Friday night I drank a whole 750ml bottle of cheap pinot noir.

Rex and I have a long and storied relationship.

Rex is my favorite frenemy.

Beer tends to give me a headache before I get much of a buzz going so I usually stop after a couple.  Wine, however, affords me a nice long of a window of “buzzed but essentially functional”.  It takes me to that wonderful loose place where life is essentially good, everyone is at least entertaining if not downright lovely, and dancing doesn’t seem like entirely the worst idea ever.  I can string words together more effectively, I become a creative genius in the kitchen, and I often become prone to small to medium sized philosophical epiphanies.  All things seem possible when I’m half a bottle in.  Of COURSE I’d like another glass!  This highly enjoyable state of mind must be preserved for as long as possible!  Bring me more happy juice!

Except…eventually I have to sleep, and be able to drive and go to work and, you know, not be drunk.  Which is kind of a bummer.

I don’t drink entire bottles of wine in one go very often anymore.  In my early 20’s it was nothing for me to drink a 750ml bottle of an evening, and I used to fairly frequently consume the majority of 1.5L bottles when the mood struck.  This was not done during a party, mind you.  This was just me sitting at home on a Saturday night, knitting and watching PBS, getting tanked on cheap wine and staggering up to bed.  I didn’t mind the feeling of being out of control at that point because there wasn’t anyone around to call me on it and frankly, I often didn’t realize quite how shit-faced I had actually gotten until the next morning when I looked back on the things I had done the night before.

That’s what I mean about wine making me “buzzed but essentially functional”.  If I sit at a table and drink three shots of tequila or a couple of Dark & Stormy’s in rapid succession then stand up, I will FEEL drunk, and I will not especially enjoy that feeling.  If I sit there and drink three glasses of wine, even very quickly, then stand up, I’ll feel cheerful and loose…but I won’t feel what my body and brain recognize as drunk.  I won’t feel like I can’t do certain things or like I should switch to drinking water.  I’ll feel excellent and want to keep drinking to keep the excellence flowing.

What bothers me more than my actual drinking habits (because like I said, I really don’t drink all that much anymore.

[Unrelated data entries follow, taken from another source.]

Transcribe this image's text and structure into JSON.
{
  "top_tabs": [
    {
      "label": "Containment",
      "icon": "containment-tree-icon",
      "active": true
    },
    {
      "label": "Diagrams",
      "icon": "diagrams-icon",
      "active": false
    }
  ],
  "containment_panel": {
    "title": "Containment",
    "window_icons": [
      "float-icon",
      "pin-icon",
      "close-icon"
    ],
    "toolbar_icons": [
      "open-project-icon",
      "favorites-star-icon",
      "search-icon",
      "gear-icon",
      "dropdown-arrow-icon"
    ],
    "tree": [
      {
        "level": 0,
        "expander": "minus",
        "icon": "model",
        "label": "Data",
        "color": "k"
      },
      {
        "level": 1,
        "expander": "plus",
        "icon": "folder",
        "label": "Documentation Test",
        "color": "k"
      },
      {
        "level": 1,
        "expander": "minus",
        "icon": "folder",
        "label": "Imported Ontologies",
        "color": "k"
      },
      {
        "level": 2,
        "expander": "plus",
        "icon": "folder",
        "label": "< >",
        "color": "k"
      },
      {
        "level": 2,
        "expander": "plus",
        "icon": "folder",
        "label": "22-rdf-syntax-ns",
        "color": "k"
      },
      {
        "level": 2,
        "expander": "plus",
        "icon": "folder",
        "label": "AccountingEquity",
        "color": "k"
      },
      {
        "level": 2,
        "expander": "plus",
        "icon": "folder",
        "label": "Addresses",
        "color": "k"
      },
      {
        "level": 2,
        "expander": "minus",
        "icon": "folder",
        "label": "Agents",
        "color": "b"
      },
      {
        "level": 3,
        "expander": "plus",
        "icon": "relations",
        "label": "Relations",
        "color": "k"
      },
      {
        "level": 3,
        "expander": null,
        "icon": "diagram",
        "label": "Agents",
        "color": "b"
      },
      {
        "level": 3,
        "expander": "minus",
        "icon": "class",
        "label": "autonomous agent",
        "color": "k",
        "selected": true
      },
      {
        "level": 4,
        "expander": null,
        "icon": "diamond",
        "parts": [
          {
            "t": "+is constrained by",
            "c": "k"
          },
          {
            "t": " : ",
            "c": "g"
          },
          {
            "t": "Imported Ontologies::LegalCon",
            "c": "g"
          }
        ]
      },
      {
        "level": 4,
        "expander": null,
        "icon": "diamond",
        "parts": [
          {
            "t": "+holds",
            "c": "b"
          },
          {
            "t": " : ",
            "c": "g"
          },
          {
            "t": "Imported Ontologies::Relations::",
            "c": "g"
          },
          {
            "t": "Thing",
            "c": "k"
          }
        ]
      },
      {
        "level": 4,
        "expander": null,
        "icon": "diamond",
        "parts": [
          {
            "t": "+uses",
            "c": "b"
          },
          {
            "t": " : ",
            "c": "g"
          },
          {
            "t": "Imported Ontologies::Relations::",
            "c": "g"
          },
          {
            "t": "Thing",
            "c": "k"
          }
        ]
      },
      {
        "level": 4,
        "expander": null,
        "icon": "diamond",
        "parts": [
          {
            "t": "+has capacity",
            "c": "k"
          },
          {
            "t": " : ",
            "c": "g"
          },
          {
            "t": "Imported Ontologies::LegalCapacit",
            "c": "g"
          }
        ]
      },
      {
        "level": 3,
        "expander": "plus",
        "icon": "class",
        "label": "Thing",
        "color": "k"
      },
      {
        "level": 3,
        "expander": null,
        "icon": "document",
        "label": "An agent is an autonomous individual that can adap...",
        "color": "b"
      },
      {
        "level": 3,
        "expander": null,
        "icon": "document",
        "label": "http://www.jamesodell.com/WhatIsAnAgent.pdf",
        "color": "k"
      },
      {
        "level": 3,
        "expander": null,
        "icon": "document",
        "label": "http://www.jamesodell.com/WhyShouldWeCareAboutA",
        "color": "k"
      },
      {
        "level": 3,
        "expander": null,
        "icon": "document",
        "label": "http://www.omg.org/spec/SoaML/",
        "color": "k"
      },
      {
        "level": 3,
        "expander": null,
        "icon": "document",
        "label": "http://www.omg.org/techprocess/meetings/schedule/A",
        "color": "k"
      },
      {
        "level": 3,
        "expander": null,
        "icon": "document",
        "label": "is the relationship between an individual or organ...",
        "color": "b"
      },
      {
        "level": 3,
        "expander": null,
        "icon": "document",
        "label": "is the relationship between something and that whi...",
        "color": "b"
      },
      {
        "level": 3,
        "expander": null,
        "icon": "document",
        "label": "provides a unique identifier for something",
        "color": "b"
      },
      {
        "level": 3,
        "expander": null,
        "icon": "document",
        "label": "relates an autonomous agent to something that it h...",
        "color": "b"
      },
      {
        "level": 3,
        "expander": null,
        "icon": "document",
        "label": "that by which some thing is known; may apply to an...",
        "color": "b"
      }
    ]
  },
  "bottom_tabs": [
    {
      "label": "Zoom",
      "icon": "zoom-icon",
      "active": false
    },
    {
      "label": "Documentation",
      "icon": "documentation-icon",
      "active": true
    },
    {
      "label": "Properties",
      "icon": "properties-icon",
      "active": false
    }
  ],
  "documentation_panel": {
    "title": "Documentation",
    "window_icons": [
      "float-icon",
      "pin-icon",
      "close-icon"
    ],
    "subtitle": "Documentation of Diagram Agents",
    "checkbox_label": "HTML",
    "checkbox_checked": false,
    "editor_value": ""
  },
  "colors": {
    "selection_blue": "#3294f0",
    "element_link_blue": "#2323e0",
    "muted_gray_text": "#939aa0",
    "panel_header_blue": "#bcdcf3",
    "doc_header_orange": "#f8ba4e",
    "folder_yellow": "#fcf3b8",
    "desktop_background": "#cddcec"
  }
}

I might have a couple glasses of wine or a beer after work, maybe three nights a week on average), is the fact that I actively miss the wine feeling when it’s gone.  I miss feeling like all is right with the world and like I am capable of most things.  I know that to seek wine out regularly in an attempt to continue those feelings is to flirt with functional alcoholism, so I try very much to keep myself in check in that regard…but it makes me wish very much that there was a way to achieve that level of contentedness without having to subject myself to possibly addictive substances and irresponsible behaviors.

If you have any suggestions on that front, I’m all ears.